FIFA president Sepp Blatter is currently in his fourth term, having been re-elected unopposed last year at the age of 75.
The Congress in Budapest on May 24-25 will also be presented with a code of conduct which specifically tells members: “We reject and condemn all forms of bribery and corruption.”
FIFA’s Congress will this year be asked to vote on a number of changes to the statues which include strengthening the ethics committee by splitting it into two sections, one part for investigating cases and the other for judging them.
It will also vote on a suggestion to increase FIFA’s executive committee from 24 to 25 members with the extra place being reserved for a representative of women’s football, who must be female.
However, the more drastic measures have been reserved for a draft version of the statutes which will be presented and discussed but not voted on.
These include restricting the FIFA president to two four-year mandates and the executive committee members to three four-year mandates.
“Persons may only be elected, re-elected, seconded, nominated, engaged, confirmed or appointed as president, a member of the Executive Committee, a member of a standing committee.....until the age of 72,” said the proposal.
“(They) shall meet this requirement at the time of the election, re-election, secondment, nomination, engagement, confirmation or appointment.”
Paraguay’s Nicolas Leoz is the oldest member of FIFA’s executive committee at 83 while senior vice-president Julio Grondona, aged 80, has been on the committee since 1988.
The draft also proposes background checks for potential FIFA officials from a newly-created nomination committee.

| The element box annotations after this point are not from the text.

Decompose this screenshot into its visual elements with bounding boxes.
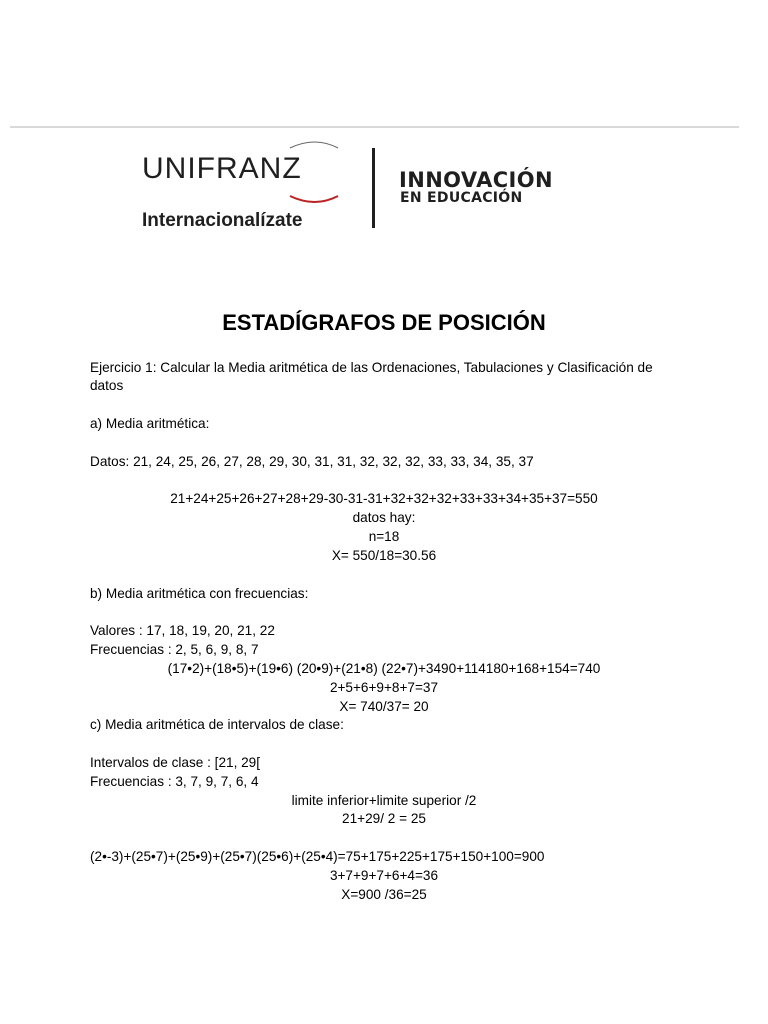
intro-line-2: datos [90, 378, 124, 393]
section-a-count-label: datos hay: [352, 510, 416, 525]
logo-divider [372, 148, 375, 228]
section-b-heading: b) Media aritmética con frecuencias: [90, 586, 309, 601]
section-c-freq-sum: 3+7+9+7+6+4=36 [329, 868, 439, 883]
section-b-frequencies: Frecuencias : 2, 5, 6, 9, 8, 7 [90, 642, 259, 657]
logo-tagline: Internacionalízate [142, 210, 303, 231]
section-a-n: n=18 [368, 529, 400, 544]
section-b-products: (17•2)+(18•5)+(19•6) (20•9)+(21•8) (22•7)+3490+114180+168+154=740 [167, 661, 601, 676]
section-a-heading: a) Media aritmética: [90, 416, 210, 431]
section-c-midpoint: 21+29/ 2 = 25 [342, 811, 426, 826]
section-c-heading: c) Media aritmética de intervalos de clase: [90, 717, 344, 732]
section-a-sum: 21+24+25+26+27+28+29-30-31-31+32+32+32+33+33+34+35+37=550 [170, 491, 598, 506]
logo-slogan-line1: INNOVACIÓN [399, 168, 553, 192]
intro-line-1: Ejercicio 1: Calcular la Media aritmética de las Ordenaciones, Tabulaciones y Clasificación de [90, 360, 653, 375]
section-c-frequencies: Frecuencias : 3, 7, 9, 7, 6, 4 [90, 774, 259, 789]
header-divider [10, 126, 739, 128]
section-b-result: X= 740/37= 20 [339, 699, 429, 714]
page-title: ESTADÍGRAFOS DE POSICIÓN [222, 310, 546, 335]
section-c-result: X=900 /36=25 [341, 887, 427, 902]
section-c-products: (2•-3)+(25•7)+(25•9)+(25•7)(25•6)+(25•4)=75+175+225+175+150+100=900 [90, 849, 545, 864]
logo-slogan-line2: EN EDUCACIÓN [400, 190, 523, 206]
institution-logo [140, 134, 610, 234]
logo-brand: UNIFRANZ [142, 152, 302, 185]
section-b-values: Valores : 17, 18, 19, 20, 21, 22 [90, 623, 275, 638]
section-c-intervals: Intervalos de clase : [21, 29[ [90, 755, 261, 770]
section-a-result: X= 550/18=30.56 [331, 548, 437, 563]
section-a-data: Datos: 21, 24, 25, 26, 27, 28, 29, 30, 31, 31, 32, 32, 32, 33, 33, 34, 35, 37 [90, 454, 534, 469]
section-b-freq-sum: 2+5+6+9+8+7=37 [329, 680, 439, 695]
section-c-midpoint-formula: limite inferior+limite superior /2 [291, 793, 477, 808]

“Any persons who hold or seek to hold an official FIFA position which requires election or confirmation by the Congress shall be subjected to a prior, in-depth integrity check by the Nomination Committee,” it said.
It added that the check would include “obtaining a character reference, a police clearance certificate or a similar certificate”.
“The integrity check shall be conducted again prior to a re-election or extension of the mandate.”
Another proposal is to place a greater responsibility on member confederations “in particular to ensure that its officials comply with the statutes, regulations (including the FIFA Code of Conduct and the FIFA Code of Ethics) and decisions of FIFA”.
The draft also includes a definition of country as “an independent state recognized by the international community”.
However, it added that “an association in a region which has not yet gained state independence may, with the authorization of the association in the country on which it is dependent, also apply for admission to FIFA”.
FIFA said in a statement that the proposals would be presented in Budapest to give members a chance to digest them.
“These will be presented and discussed but not voted on during the 2012 FIFA Congress in Budapest and have been provided to the member associations in order to be fully transparent and to provide complete information on the proposals made by the Task Force Revision of Statutes,” said FIFA.
“It is useful to recall that the ‘FIFA Good Governance’ road map does not end at the 2012 FIFA Congress but continues further.”